Listeners are certainly aware of never ending US gun violence. For example, since 37, moreover 4th grade children, were shot with 19 killed in Uvalde, Texas on May 24th, there have subsequently been at least 14 subsequent mass shootings killing at least 10 and wounding another 61. Over the past ten years, or since the Sandy Hook , there have been 950 subsequent school shootings. Concerning federal policy, via the so called (Jay) Dickey amendment the Congress effectively banned the CDC from researching gun violence between 1996 and 2020. Presently, it does not appear the Senate will act to pass substantive and widely popular policies designed to reduce gun violence. As the British journalist, Dan Hodges, concluded in 2015, "in retrospect, Sandy Hook marked the end of the US gun control debate. Once America decided killing children was bearable, it was over."
During this 36 minute conversation, Mr. MacMillan begins by providing an overview of the Center's mission and its work along with the Center's weekly newsletter, the roots of the problem, suicide reporting, his preliminary impressions regarding the Uvalde shooting, his related interaction/experience with the medical community, status regarding the Center's work informing policy reform and the specifics of his "better gun violence reporting" initiative.
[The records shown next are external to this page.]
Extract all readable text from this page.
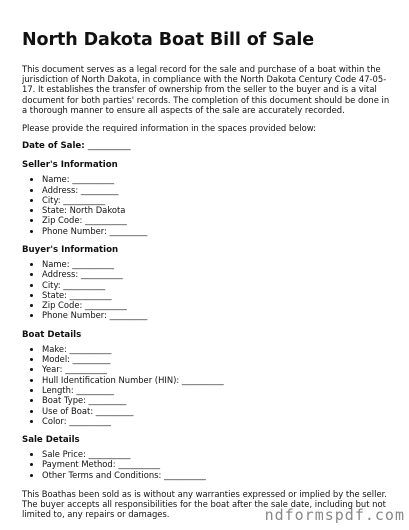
North Dakota Boat Bill of Sale

This document serves as a legal record for the sale and purchase of a boat within the jurisdiction of North Dakota, in compliance with the North Dakota Century Code 47-05-17. It establishes the transfer of ownership from the seller to the buyer and is a vital document for both parties' records. The completion of this document should be done in a thorough manner to ensure all aspects of the sale are accurately recorded.

Please provide the required information in the spaces provided below:

Date of Sale: __________
Seller's Information
• Name: __________
• Address: _________
• City: __________
• State: North Dakota
• Zip Code: __________
• Phone Number: _________
Buyer's Information
• Name: __________
• Address: __________
• City: __________
• State: __________
• Zip Code: __________
• Phone Number: _________
Boat Details
• Make: __________
• Model: _________
• Year: __________
• Hull Identification Number (HIN): __________
• Length: _________
• Boat Type: _________
• Use of Boat: _________
• Color: __________
Sale Details
• Sale Price: __________
• Payment Method: __________
• Other Terms and Conditions: __________

This Boathas been sold as is without any warranties expressed or implied by the seller. The buyer accepts all responsibilities for the boat after the sale date, including but not limited to, any repairs or damages.	ndformspdf.com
Mr. Jim MacMillan is the Founder and Director of the Philadelphia Center for Gun Violence and its parent organization, the Initiative for Better Gun Violence Reporting. Previously, Mr. MacMillan was a Journalist in Residence at Swarthmore College, a Fellow at the Philadelphia Social Innovations Lab at the U. of Penn and a Practitioner in Residence at the Institute for Global Leadership at Tufts University. Mr. MacMillan was also an Ochberg Fellow with the Dart Center for Journalism and Trauma at Columbia University and a Knight Fellow in Medicine/Health Sciences Journalism with the Knight-Wallace Fellows at the U. of Michigan. Previous faculty appointments include the U. of Missouri School of Journalism, Swarthmore College, NYU's Carter Journalism Institute and Klein College of Media and Communication at Temple University. During his prior photo journalism career, Mr. MacMillian spent 17 years at the Philadelphia Daily News and with The Associated Press working in Boston and Baghdad during the war in Iraq. His teams war reporting was awarded the Pulitzer Prize.